Kisah Komunitas Yahudi Tersembunyi di Indonesia yang Berharap Diakui Pemerintah

Kisah Komunitas Yahudi Tersembunyi di Indonesia yang Berharap Diakui Pemerintah

Siapa sangka, di negara yang mayoritas penduduknya adalah muslim ini, terdapat sebuah komunitas Yahudi. Sudah tentu komunitas ini terbentuk dan berjalan dengan sembunyi-sembunyi. Tahu sendiri gimana radikalnya umat beragama di sini. Hehehe

Komunitas Yahudi rahasia ini bahkan telah ditulis oleh sebuah media terkemuka Israel, bernama "Haaretz". Menurut artikel di media tersebut, kelompok kecil Yahudi di Indonesia ini bertemu secara diam-diam sebulan sekali untuk berdoa pada Hari Sabat.

Nah, karena agama Yahudi tak diakui di Indonesia, kebanyakan pemeluknya harus mengaku sebagai pemeluk Kristen atau agama apa pun yang diakui negara. 

Itu juga kenapa mereka hanya bisa ibadah sembunyi-sembunyi, di sebuah lokasi di pinggiran Jakarta pada Hari Sabat.

“Kami seharusnya melakukan ini setiap pekan selama Sabat, tetapi di Jakarta kami melakukan ini sebulan sekali karena sulit mengatur untuk bertemu,” ujar Rabi Benjamin Meijer Verbrugge.

Anggota komunitas Yahudi di Indonesia (kumparan.com)

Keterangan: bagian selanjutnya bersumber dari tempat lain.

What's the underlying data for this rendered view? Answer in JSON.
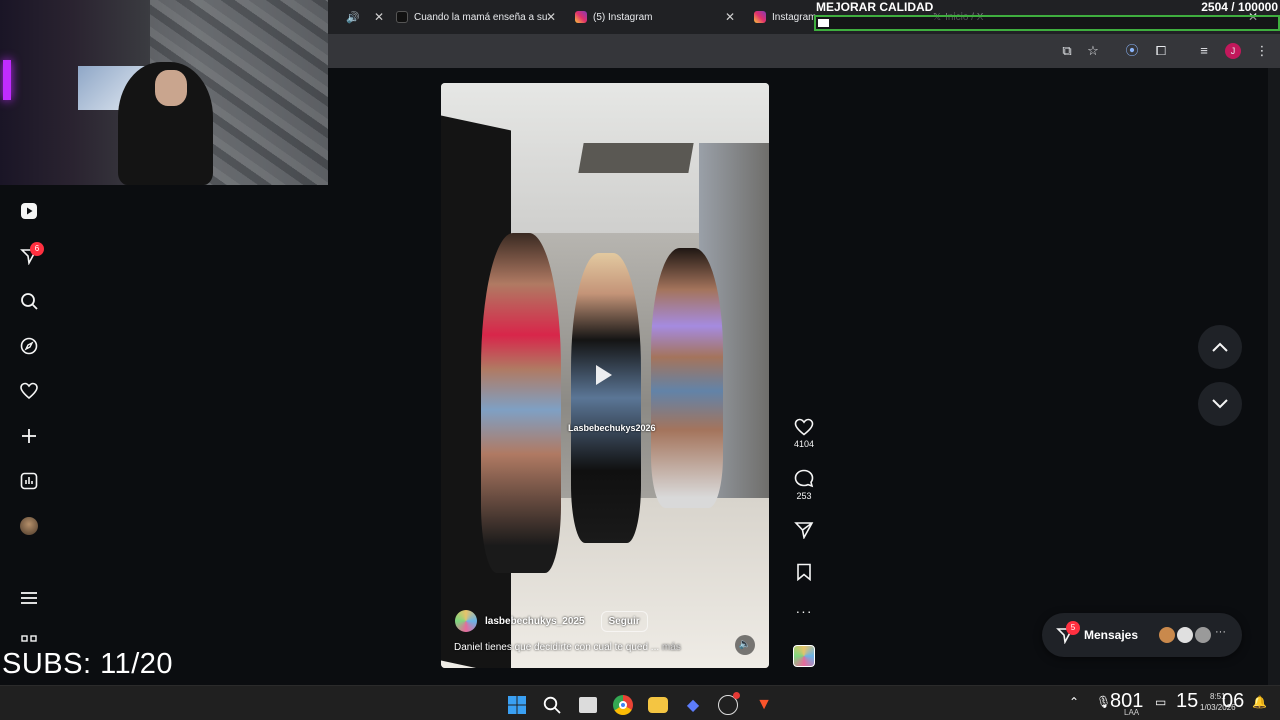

# Rabi Benjamin yang Harus Sebulan Sekali ke Jakarta

Rabi Benjamin Meijer Verbrugge adalah pria 49 tahun yang memimpin komunitas Yahudi di Indonesia ini. Karena tinggal di Lampung, ia terpaksa harus melakukan perjalanan ke Jakarta sebulan sekali demi memimpin doa di komunitas tersebut.

Meskipun begitu, di Indonesia sudah ada komunitas Yahudi yang tersebar di beberapa wilayah, seperti: Bandung, Jawa Barat, Medan, dan Papua.

Namun, karena sebagian besar dari 140 pemeluk itu berkonsentrasi di sekitar Jakarta, maka mereka memutuskan untuk berkumpul di Jakarta.

Rabi Yaakov Baruch, salah satu pemimpin jamaah Yahudi di Indonesia (paragram.id)

# Rudi C Menyediakan Tempat untuk Sinagoge

Karena masih sembunyi-sembunyi. Tak heran jika pemeluknya harus menggunakan tempat pribadi untuk beribadah.

Rudi C misalnya. Pria berusia 56 tahun ini lah yang menyediakan tempat untuk Sinagoge di Jakarta. Warga Uyghur yang sebelumnya penganut Nasrani itu pindah menjadi Yahudi dan menawarkan tempat untuk berdoa dan melakukan kongregasi.

“Kami mendapatkan kayu untuk pemisah ini buatan Indonesia, tetapi pengrajin setempat tidak memahami bahwa ini sesungguhnya adalah Magen David (Bintang Daud). Ini tampak seperti bintang biasa bagi mereka, jadi bukan masalah,” ujar Rudi.

Rudi menggunakan apartemennya yang luas untuk Sinagoge. Di dalamnya, ada menorah buatan pengrajin lokal dalam ukuran cukup besar, lengkap dengan tabut yang disucikan dan parochet biru dari Israel.

Kitab Taurat yang ada di dalam ruang doa itu didatangkan dari sebuah sinagoge di Pennsylvania, Amerika Serikat.

Setelah selesai ibadah pun. Semua atribut dan simbol-simbol keagamaan Yahudi harus disimpan rapi agar tak terlihat oleh orang luar.

# Sinagoge di Sulawesi Utara

Pada tahun 2003 di Tondano Sulawesi Utara, dibangun sinagoge bernama Shaar Hashamayim. Komunitas Yahudi di sana memiliki 20 orang anggota. Sayangnya, mereka menolah diwawancarai, karena kondisi politik Pemilu 2019 yang memanas.

Tak hanya itu, karena konflik Israel-Palestina dan Gaza di tahun 2009, sinagoge di Surabaya harus ditutup lantaran takut terknea imbasnya.

“Iman Yahudi kami bukan untuk konsumsi publik. Ini bukan karena kami takut, tetapi harus sangat berhati-hati karena tiga dari setiap sepuluh laki-laki muslim di Indonesia teradikalisasi,” kata Rabi Benjamin

Wah, kasihan juga ya ges mereka. Gak bisa bebas memeluk agama dan kepercayaan mereka di Indonesia. Semoga aja ke depannya pemerintah bisa mengakui agama ini juga.